After a while he opened his eyes. From where he sat he could not see much. A thick, rough grass grew on all sides, interspersed with thistle and gorse. The men were nearby. They had changed and put on warmer clothing-patchwork skins of leather and fur and cloth. For the first time he saw them smile, not in mockery but in good humor. They were at ease here in their own place.
Thorn smiled. He knew now where he was. In the old times this had been called Trevelgue. Two, maybe three thousand years before there had been an Iron Age fort here, built on the great hump of rock that jutted out into the bay-a tiny island, linked by a narrow wooden bridge to the mainland. Those days had returned, it seemed. Trevelgue had been resettled, the bridge rebuilt.
THEY LED HIM UP a slope of grass toward a palisade of stone and wood and rusted iron. It was a junk heap of a wall, more a symbol than a genuine barrier. At the gate he turned and looked back, seeing how the City's walls followed the curve of the coast to north and south. This place-this tiny island of earth and rock and grass-was dwarfed by that huge, unnatural edifice.
For the first time since his capture, Thorn laughed.
The guards turned and stared at him surprised. Since his capture he had made no sound, and his bearinghad won their respect. He had been proud and uncomplaining in his captivity-a man, for all that he was not of their tribe. But now his laughter changed things. One or two of them squinted at him, suddenly afraid. Their leader came across and pushed him roughly through the gate, making him stumble.
It was their turn for laughter, but this time it was uneasy. This one, they sensed, was different.
Conditions inside the fort were primitive. Simply constructed huts, made, like the palisade, of a ragtag of materials, were scattered about the edge of the central clearing. Small, ill-tended plots lay between the huts.
Thorn looked about him, wondering how old the settlement was. No more than twenty years, that was for certain. It hadn't shown up on the last coastal survey.
As he was led through they came out to stare at him. A ragged, ill-clothed people, the women distinguishable from the men only by their beardlessness, the children often on all fours. Clay, all of them.
Deformed by the darkness. Devolved.
The chiefs house lay in a depression at the top of the fortress. It was built lavishly compared to all that lay below it, even so it was a hovel, its cracks filled with lumps of moss.

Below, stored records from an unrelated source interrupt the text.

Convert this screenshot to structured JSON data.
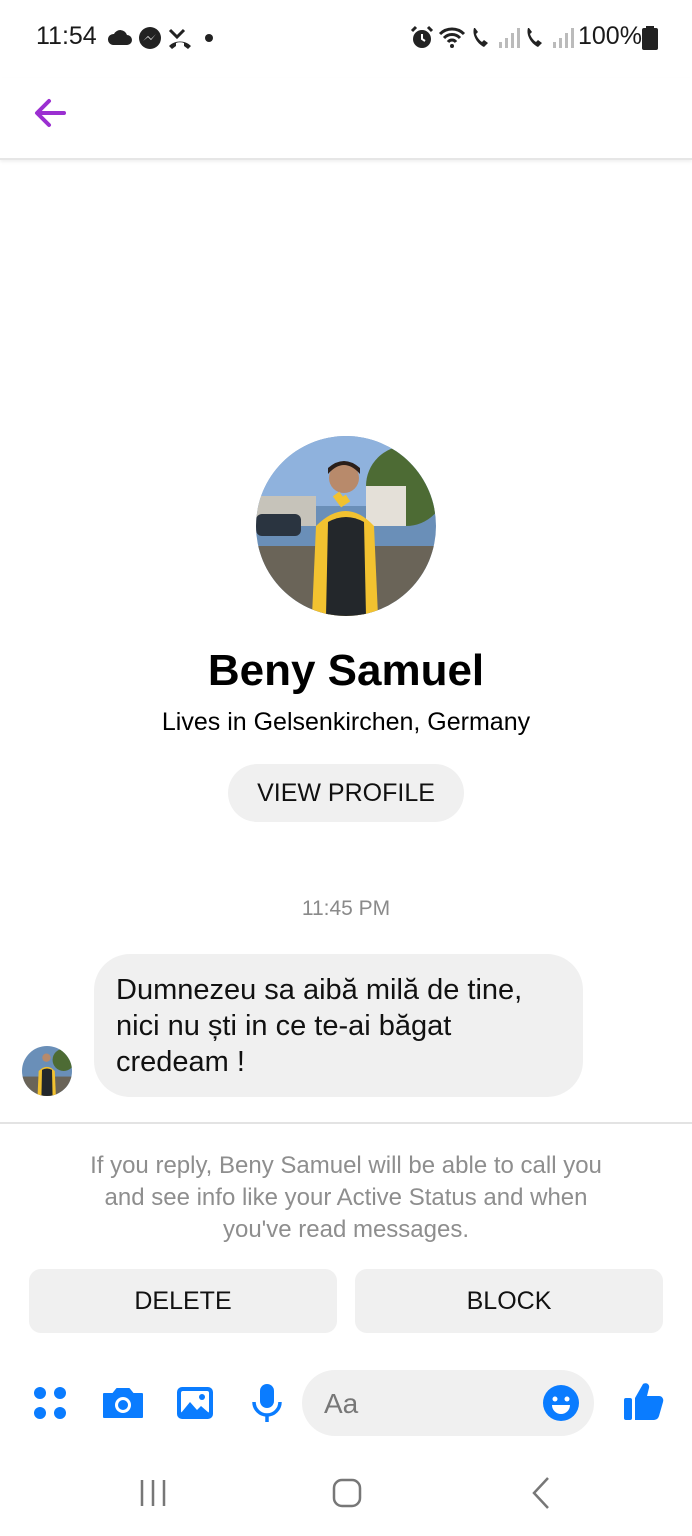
{
  "status_bar": {
    "time": "11:54",
    "left_icons": [
      "cloud-icon",
      "messenger-icon",
      "missed-call-icon",
      "dot-icon"
    ],
    "right_icons": [
      "alarm-icon",
      "wifi-icon",
      "call-sim1-icon",
      "signal-icon",
      "call-sim2-icon",
      "signal-icon",
      "battery-icon"
    ],
    "battery": "100%"
  },
  "header": {
    "back_icon": "arrow-left-icon",
    "accent_color": "#9b2fd1"
  },
  "profile": {
    "name": "Beny Samuel",
    "location": "Lives in Gelsenkirchen, Germany",
    "view_profile_label": "VIEW PROFILE"
  },
  "conversation": {
    "timestamp": "11:45 PM",
    "message_lines": [
      "Dumnezeu sa aibă milă de tine,",
      "nici nu ști in ce te-ai băgat",
      "credeam !"
    ]
  },
  "request": {
    "notice_lines": [
      "If you reply, Beny Samuel will be able to call you",
      "and see info like your Active Status and when",
      "you've read messages."
    ],
    "delete_label": "DELETE",
    "block_label": "BLOCK"
  },
  "composer": {
    "placeholder": "Aa",
    "icon_color": "#0a7cff",
    "icons": [
      "apps-icon",
      "camera-icon",
      "gallery-icon",
      "microphone-icon",
      "emoji-icon",
      "thumbs-up-icon"
    ]
  },
  "nav_bar": {
    "buttons": [
      "recents-icon",
      "home-icon",
      "back-icon"
    ]
  }
}
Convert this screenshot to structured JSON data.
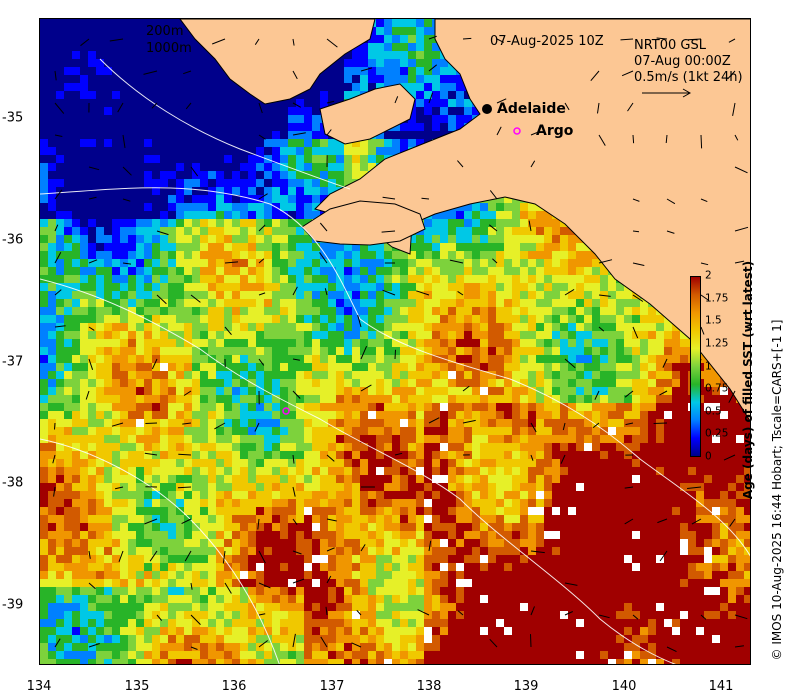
{
  "header": {
    "datetime": "07-Aug-2025 10Z",
    "product": "NRT00 GSL",
    "current_time": "07-Aug 00:00Z",
    "current_scale": "0.5m/s (1kt 24h)"
  },
  "isobaths": [
    "200m",
    "1000m"
  ],
  "places": [
    {
      "name": "Adelaide",
      "marker": "filled-black-circle"
    },
    {
      "name": "Argo",
      "marker": "open-magenta-circle"
    }
  ],
  "x_axis": {
    "ticks": [
      "134",
      "135",
      "136",
      "137",
      "138",
      "139",
      "140",
      "141"
    ],
    "range": [
      134,
      141.3
    ]
  },
  "y_axis": {
    "ticks": [
      "-35",
      "-36",
      "-37",
      "-38",
      "-39"
    ],
    "range": [
      -39.5,
      -34.2
    ]
  },
  "colorbar": {
    "label": "Age (days) of filled SST (wrt latest)",
    "ticks": [
      "0",
      "0.25",
      "0.5",
      "0.75",
      "1",
      "1.25",
      "1.5",
      "1.75",
      "2"
    ],
    "range": [
      0,
      2
    ],
    "colors": [
      "#00008b",
      "#0000ff",
      "#0080ff",
      "#00c8e6",
      "#28b428",
      "#7dd23c",
      "#e6f028",
      "#f0c800",
      "#f09600",
      "#d25a00",
      "#a00000"
    ]
  },
  "colors": {
    "land": "#fcc794",
    "no_data": "#ffffff",
    "coast": "#000000",
    "contour": "#ffffff",
    "argo": "#ff00ff"
  },
  "credit": "© IMOS 10-Aug-2025 16:44 Hobart; Tscale=CARS+[-1 1]"
}
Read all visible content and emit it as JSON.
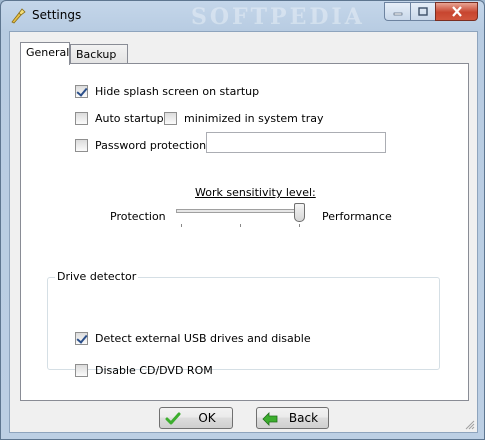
{
  "window": {
    "title": "Settings",
    "watermark": "SOFTPEDIA"
  },
  "tabs": [
    {
      "label": "General",
      "active": true
    },
    {
      "label": "Backup",
      "active": false
    }
  ],
  "general": {
    "hide_splash": {
      "label": "Hide splash screen on startup",
      "checked": true
    },
    "auto_startup": {
      "label": "Auto startup",
      "checked": false
    },
    "minimized_tray": {
      "label": "minimized in system tray",
      "checked": false
    },
    "password_protection": {
      "label": "Password protection:",
      "checked": false,
      "value": ""
    },
    "sensitivity": {
      "title": "Work sensitivity level:",
      "left_label": "Protection",
      "right_label": "Performance",
      "value": 1.0
    }
  },
  "drive_detector": {
    "title": "Drive detector",
    "detect_usb": {
      "label": "Detect external USB drives and disable",
      "checked": true
    },
    "disable_cd": {
      "label": "Disable CD/DVD ROM",
      "checked": false
    }
  },
  "buttons": {
    "ok": "OK",
    "back": "Back"
  },
  "colors": {
    "check_mark": "#2b4f8a",
    "ok_icon": "#3cae2e",
    "back_icon": "#3cae2e"
  }
}
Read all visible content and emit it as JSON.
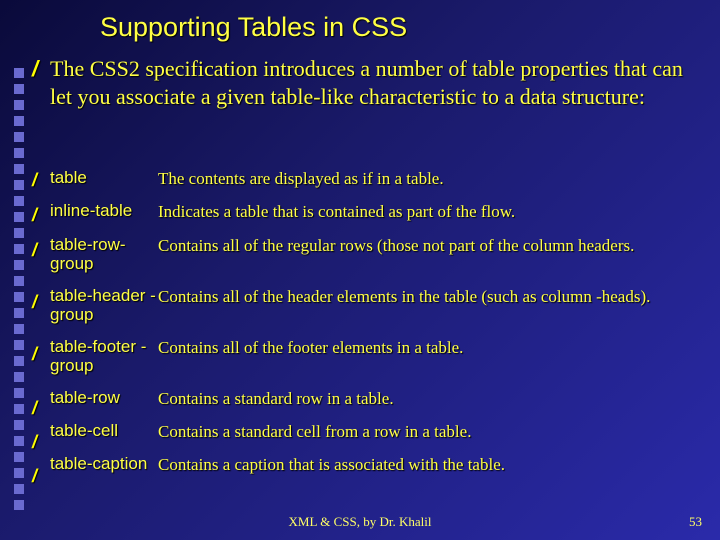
{
  "title": "Supporting Tables in CSS",
  "intro": "The CSS2 specification introduces a number of table properties that can let you associate a given table-like characteristic to a data structure:",
  "items": [
    {
      "term": "table",
      "desc": "The  contents are displayed as if in a table."
    },
    {
      "term": "inline-table",
      "desc": "Indicates a table that is contained as part of the flow."
    },
    {
      "term": "table-row-group",
      "desc": "Contains all of the regular rows (those not part of the column headers."
    },
    {
      "term": "table-header -group",
      "desc": "Contains all of the header elements in the table (such as column -heads)."
    },
    {
      "term": "table-footer -group",
      "desc": "Contains all of the footer elements in a table."
    },
    {
      "term": "table-row",
      "desc": "Contains a standard row in a table."
    },
    {
      "term": "table-cell",
      "desc": "Contains a standard cell from a row in a table."
    },
    {
      "term": "table-caption",
      "desc": "Contains a caption that is associated with the table."
    }
  ],
  "footer_center": "XML & CSS, by Dr. Khalil",
  "footer_right": "53",
  "bullet_glyph": "/"
}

One mystery was solved, however. From the roof of the chiefs house poked an aerial. Crude, pitted with rust, its anachronistic appearance brought a smile to Thorn's face. A radio. So that was how.
Even so, it asked more questions than it answered. However crude, this was beyond the Clay's capabilities. Such knowledge had been lost to them. This had to be Above work.
He was glad he'd let them take him. Who knew what else he'd find?
The chief stood in his doorway, an ugly smile on his face. About his shoulders was an old and tousled sheepskin, sign of his status. About his neck was a string of small skulls-old, yellowed animal skulls- linked by a leather band. His hair was combed straight back from a high forehead. Dark, thick, greasy hair. He was tall, much taller than any of them gathered there, Thorn included. Too tall to have been bred here, his skin too healthy despite its pallor.